I Ain't Committing Suicide For No Crab (Nasty, Brutish & Short), Sunday, 27 June 2010 20:19 (fifteen years ago)

no no, i will do it!!! Sorry guys! I am on extended archi-tourist vacay right now but i promise I will get these results out by the end of July. SUPER SUMMER 2010!!!

Doctor Casino, Tuesday, 29 June 2010 09:01 (fifteen years ago)

What, surely Buck outlives the rest. I see him starring in "It Might Get Loud 10" in 2045.

Guayaquil (eephus!), Tuesday, 29 June 2010 14:56 (fifteen years ago)

two weeks pass...

no no, i will do it!!! Sorry guys! I am on extended archi-tourist vacay right now but i promise I will get these results out by the end of July. SUPER SUMMER 2010!!!

― Doctor Casino, Tuesday, June 29, 2010 2:01 AM (2 weeks ago)

im holding YOU to this!

Bee OK, Friday, 16 July 2010 06:31 (fifteen years ago)

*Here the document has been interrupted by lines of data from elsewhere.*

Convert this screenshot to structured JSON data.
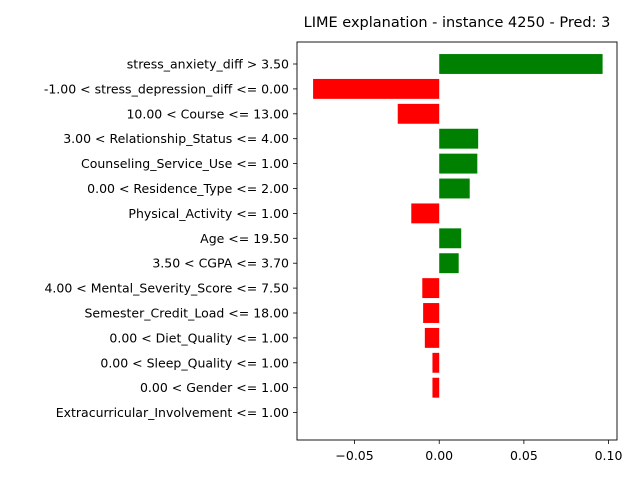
{
  "chart_data": {
    "type": "bar",
    "orientation": "horizontal",
    "title": "LIME explanation - instance 4250 - Pred: 3",
    "xlabel": "",
    "ylabel": "",
    "xlim": [
      -0.084,
      0.105
    ],
    "xticks": [
      -0.05,
      0.0,
      0.05,
      0.1
    ],
    "xtick_labels": [
      "−0.05",
      "0.00",
      "0.05",
      "0.10"
    ],
    "grid": false,
    "positive_color": "#008000",
    "negative_color": "#ff0000",
    "categories": [
      "stress_anxiety_diff > 3.50",
      "-1.00 < stress_depression_diff <= 0.00",
      "10.00 < Course <= 13.00",
      "3.00 < Relationship_Status <= 4.00",
      "Counseling_Service_Use <= 1.00",
      "0.00 < Residence_Type <= 2.00",
      "Physical_Activity <= 1.00",
      "Age <= 19.50",
      "3.50 < CGPA <= 3.70",
      "4.00 < Mental_Severity_Score <= 7.50",
      "Semester_Credit_Load <= 18.00",
      "0.00 < Diet_Quality <= 1.00",
      "0.00 < Sleep_Quality <= 1.00",
      "0.00 < Gender <= 1.00",
      "Extracurricular_Involvement <= 1.00"
    ],
    "values": [
      0.0965,
      -0.0745,
      -0.0245,
      0.023,
      0.0225,
      0.018,
      -0.0165,
      0.013,
      0.0115,
      -0.01,
      -0.0095,
      -0.0085,
      -0.004,
      -0.004,
      0.0
    ]
  }
}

it's still the plan! i have been screaming around europe on a bus full of architecture students but the POLL OF POLLS has never left the corner of my mind!

Doctor Casino, Sunday, 18 July 2010 21:56 (fifteen years ago)

yeah!, as nice a song as it is, please don't leave us with country feedback as the highest-ranked all-time rem song.

Daniel, Esq., Sunday, 18 July 2010 22:22 (fifteen years ago)

i'm so jealous. you should be having the time of your life!

in that case don't worry about it, have fun, it will be here when you come back from holiday.